Dengan bahan temuan di sekitar Tuban seperti pensil, pulpen, krayon, kayu apung, plastik bekas, dan kerang, Imam menciptakan karya figur-figur visual yang mengaburkan memori kenyataan dan imajinasi.
“Karya saya gabungan dari kehidupan sehari-hari, terus masalah alam… lintasan-lintasan itu jadi kayak kenyataan dan khayalan saya coba gabungkan, mungkin dari masa lalu sampai masa sekarang, saya gabungkan, untuk melihat ke depan.”
Praktiknya menunjukkan bagaimana pengamatan sehari-hari terhadap manusia, lanskap, dan rutinitas, dapat menghasilkan karya yang memadukan memori dan imajinasi, menjadikan makna bersifat cair dan terbuka untuk bisa ditafsirkan bersama.
Nindityo Adipurnomo: Membongkar Simbol, Merakit Makna
Selama lebih dari tiga dekade, Nindityo Adipurnomo telah menjadi suara penting dalam seni rupa kontemporer Indonesia. Ia dikenal atas eksplorasinya terhadap identitas budaya Jawa, dengan fokus pada simbol-simbol tradisional dan posisinya dalam masyarakat modern.

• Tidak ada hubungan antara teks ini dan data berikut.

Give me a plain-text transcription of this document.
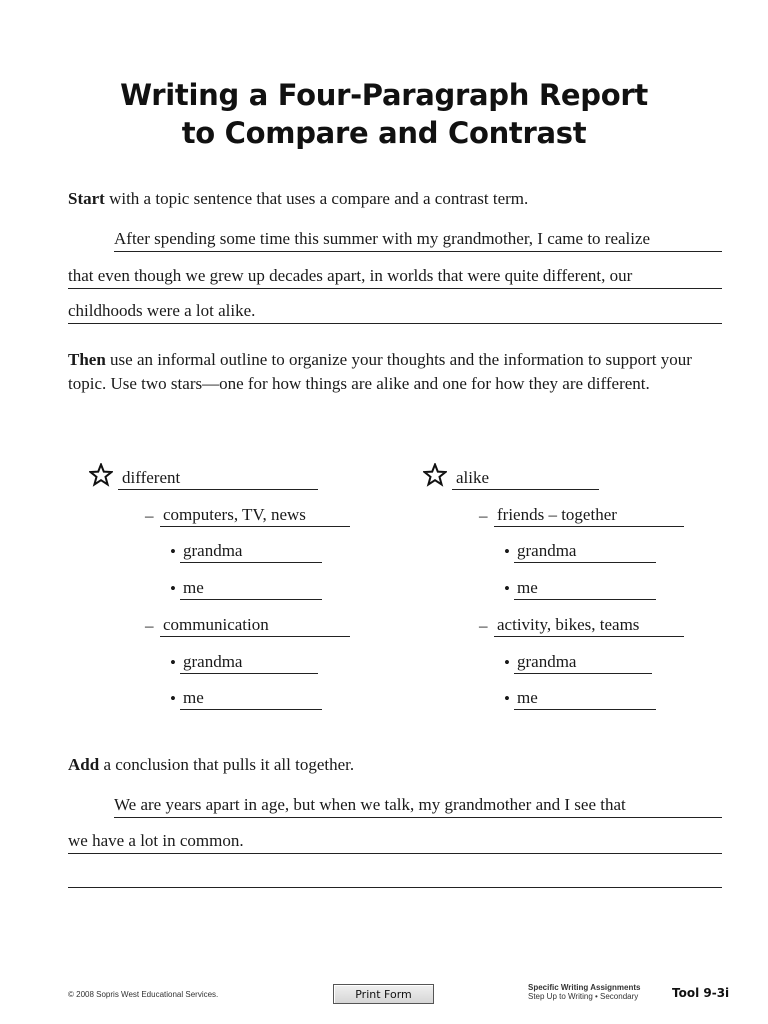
Writing a Four-Paragraph Report
to Compare and Contrast
Start with a topic sentence that uses a compare and a contrast term.
After spending some time this summer with my grandmother, I came to realize
that even though we grew up decades apart, in worlds that were quite different, our
childhoods were a lot alike.
Then use an informal outline to organize your thoughts and the information to support your topic. Use two stars—one for how things are alike and one for how they are different.
different
– computers, TV, news
• grandma
• me
– communication
• grandma
• me
alike
– friends – together
• grandma
• me
– activity, bikes, teams
• grandma
• me
Add a conclusion that pulls it all together.
We are years apart in age, but when we talk, my grandmother and I see that
we have a lot in common.
© 2008 Sopris West Educational Services.	Print Form
Specific Writing Assignments
Step Up to Writing • Secondary	Tool 9-3i
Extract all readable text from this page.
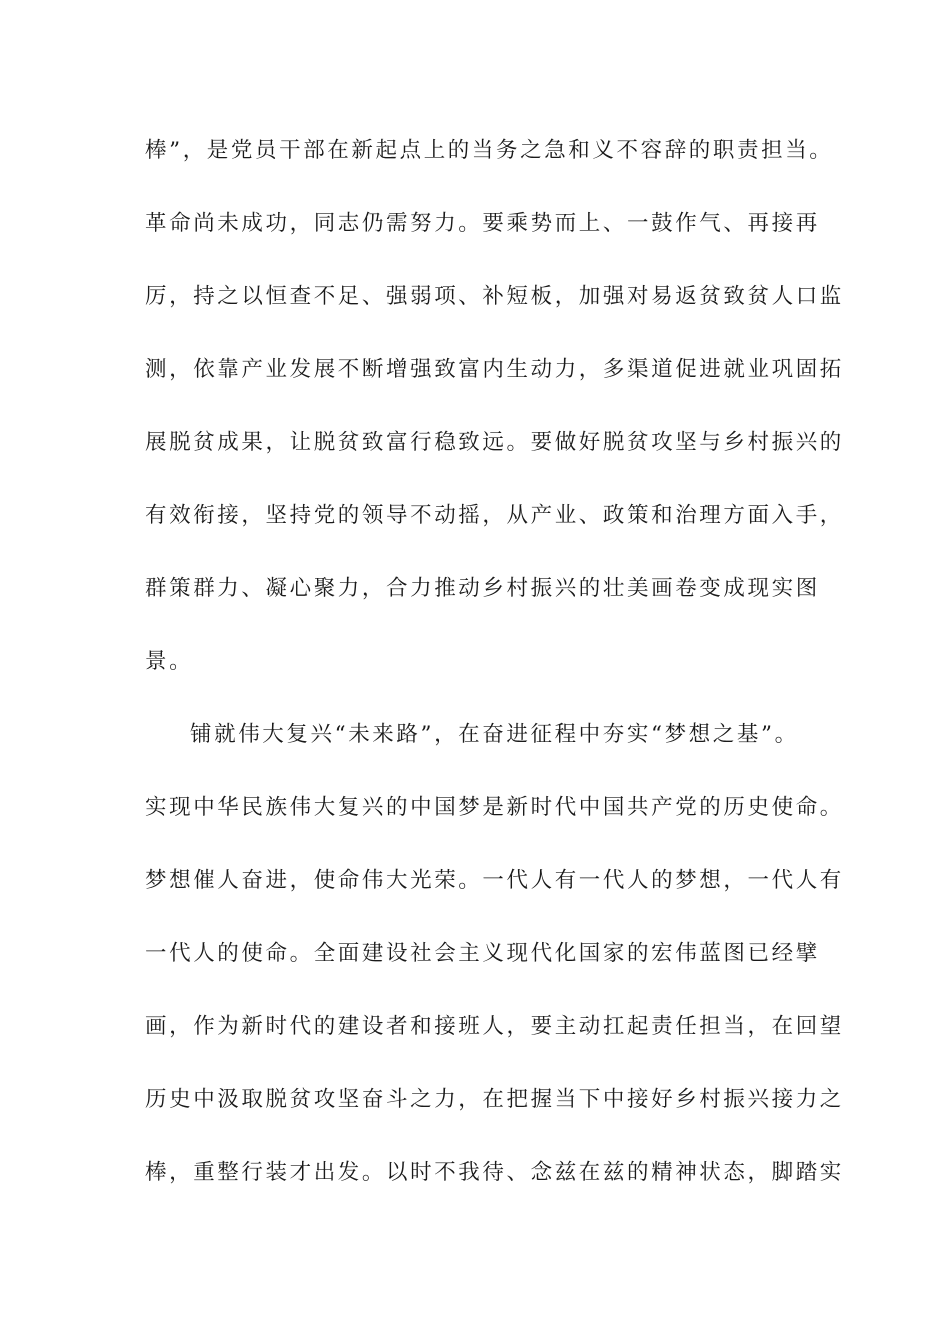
棒”，是党员干部在新起点上的当务之急和义不容辞的职责担当。
革命尚未成功，同志仍需努力。要乘势而上、一鼓作气、再接再
厉，持之以恒查不足、强弱项、补短板，加强对易返贫致贫人口监
测，依靠产业发展不断增强致富内生动力，多渠道促进就业巩固拓
展脱贫成果，让脱贫致富行稳致远。要做好脱贫攻坚与乡村振兴的
有效衔接，坚持党的领导不动摇，从产业、政策和治理方面入手，
群策群力、凝心聚力，合力推动乡村振兴的壮美画卷变成现实图
景。
铺就伟大复兴“未来路”，在奋进征程中夯实“梦想之基”。
实现中华民族伟大复兴的中国梦是新时代中国共产党的历史使命。
梦想催人奋进，使命伟大光荣。一代人有一代人的梦想，一代人有
一代人的使命。全面建设社会主义现代化国家的宏伟蓝图已经擘
画，作为新时代的建设者和接班人，要主动扛起责任担当，在回望
历史中汲取脱贫攻坚奋斗之力，在把握当下中接好乡村振兴接力之
棒，重整行装才出发。以时不我待、念兹在兹的精神状态，脚踏实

Karyanya telah dipamerkan baik di Indonesia maupun mancanegara, termasuk Singapore Biennale, Asia Pacific Triennial, serta berbagai galeri dan museum di Eropa, Asia, dan Amerika Serikat.

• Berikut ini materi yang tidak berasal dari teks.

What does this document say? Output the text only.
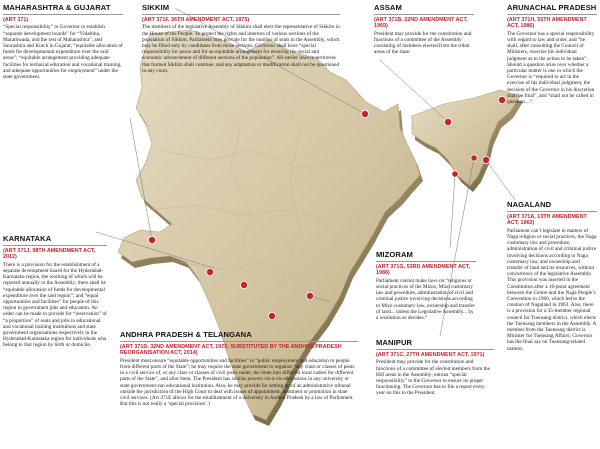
MAHARASHTRA & GUJARAT
(ART 371)
“Special responsibility” to Governor to establish “separate development boards” for “Vidarbha, Marathwada, and the rest of Maharashtra”, and Saurashtra and Kutch in Gujarat; “equitable allocation of funds for developmental expenditure over the said areas”; “equitable arrangement providing adequate facilities for technical education and vocational training, and adequate opportunities for employment” under the state government.
SIKKIM
(ART 371F, 36TH AMENDMENT ACT, 1975)
The members of the legislative Assembly of Sikkim shall elect the representative of Sikkim in the House of the People. To protect the rights and interests of various sections of the population of Sikkim, Parliament may provide for the number of seats in the Assembly, which may be filled only by candidates from those sections. Governor shall have “special responsibility for peace and for an equitable arrangement for ensuring the social and economic advancement of different sections of the population”. All earlier laws in territories that formed Sikkim shall continue, and any adaptation or modification shall not be questioned in any court.
ASSAM
(ART 371B, 22ND AMENDMENT ACT, 1969)
President may provide for the constitution and functions of a committee of the Assembly consisting of members elected from the tribal areas of the state.
ARUNACHAL PRADESH
(ART 371H, 55TH AMENDMENT ACT, 1986)
The Governor has a special responsibility with regard to law and order, and “he shall, after consulting the Council of Ministers, exercise his individual judgment as to the action to be taken”. Should a question arise over whether a particular matter is one in which the Governor is “required to act in the exercise of his individual judgment, the decision of the Governor in his discretion shall be final”, and “shall not be called in question…”.
KARNATAKA
(ART 371J, 98TH AMENDMENT ACT, 2012)
There is a provision for the establishment of a separate development board for the Hyderabad-Karnataka region, the working of which will be reported annually to the Assembly; there shall be “equitable allocation of funds for developmental expenditure over the said region”; and “equal opportunities and facilities” for people of this region in government jobs and education. An order can be made to provide for “reservation” of “a proportion” of seats and jobs in educational and vocational training institutions and state government organisations respectively in the Hyderabad-Karnataka region for individuals who belong to that region by birth or domicile.
MIZORAM
(ART 371G, 53RD AMENDMENT ACT, 1986)
Parliament cannot make laws on “religious or social practices of the Mizos, Mizo customary law and procedure, administration of civil and criminal justice involving decisions according to Mizo customary law, ownership and transfer of land... unless the Legislative Assembly... by a resolution so decides.”
NAGALAND
(ART 371A, 13TH AMENDMENT ACT, 1962)
Parliament can’t legislate in matters of Naga religion or social practices, the Naga customary law and procedure, administration of civil and criminal justice involving decisions according to Naga customary law, and ownership and transfer of land and its resources, without concurrence of the legislative Assembly. This provision was inserted in the Constitution after a 16-point agreement between the Centre and the Naga People’s Convention in 1960, which led to the creation of Nagaland in 1963. Also, there is a provision for a 35-member regional council for Tuensang district, which elects the Tuensang members in the Assembly. A member from the Tuensang district is Minister for Tuensang Affairs; Governor has the final say on Tuensang-related matters.
ANDHRA PRADESH & TELANGANA
(ART 371D, 32ND AMENDMENT ACT, 1973; SUBSTITUTED BY THE ANDHRA PRADESH REORGANISATION ACT, 2014)
President must ensure “equitable opportunities and facilities” in “public employment and education to people from different parts of the State”; he may require the state government to organise “any class or classes of posts in a civil service of, or any class or classes of civil posts under, the State into different local cadres for different parts of the State”, and allot them. The President has similar powers vis-à-vis admissions in any university or state government-run educational institution. Also, he may provide for setting up of an administrative tribunal outside the jurisdiction of the High Court to deal with issues of appointment, allotment or promotion in state civil services. (Art 371E allows for the establishment of a university in Andhra Pradesh by a law of Parliament. But this is not really a ‘special provision’.)
MANIPUR
(ART 371C, 27TH AMENDMENT ACT, 1971)
President may provide for the constitution and functions of a committee of elected members from the Hill areas in the Assembly; entrust “special responsibility” to the Governor to ensure its proper functioning. The Governor has to file a report every year on this to the President.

Melalui praktiknya, Nindityo mengajak pengunjung untuk meninjau ulang cara kita memandang simbol budaya dan mempertanyakan relevansinya dalam lanskap sosial masa kini.
Sebagai Co-Founder Cemeti Institute for Art and Society dan Indonesian Visual Art Archive (IVAA), kontribusi Nindityo tidak hanya melalui karya, tetapi juga lewat pengembangan ekosistem seni yang terbuka terhadap eksperimen dan regenerasi. Bagi Nindityo, kegelisahan adalah hal yang membuat karyanya menjadi aktif dan dinamis.
“Secara umum kegelisahan itu tidak selalu negatif seperti yang dipahami orang umum. Bagi saya, gelisah berarti keinginan untuk melakukan sesuatu yang bermanfaat, untuk diri sendiri dan orang lain. Dalam konteks seni, kegelisahan itu adalah energi yang membuat saya tidak berhenti pada satu definisi.”
Menerima rasa ketidakpastian inilah yang memicu pertanyaan terus-menerus, menghubungkan karyanya dengan keterlibatan sosial, serta menolak identitas tunggal dan tetap. Hal ini menjadikan praktik seninya sebagai sebuah pencarian seumur hidup.
Meskipun material dan bentuk mereka berbeda, karya Nindityo yang terstruktur dan terampil kontras dengan ekspresi mentah Imam, namun karya mereka bersinggungan dalam kepedulian lingkungan, budaya, dan simbolik yang sama.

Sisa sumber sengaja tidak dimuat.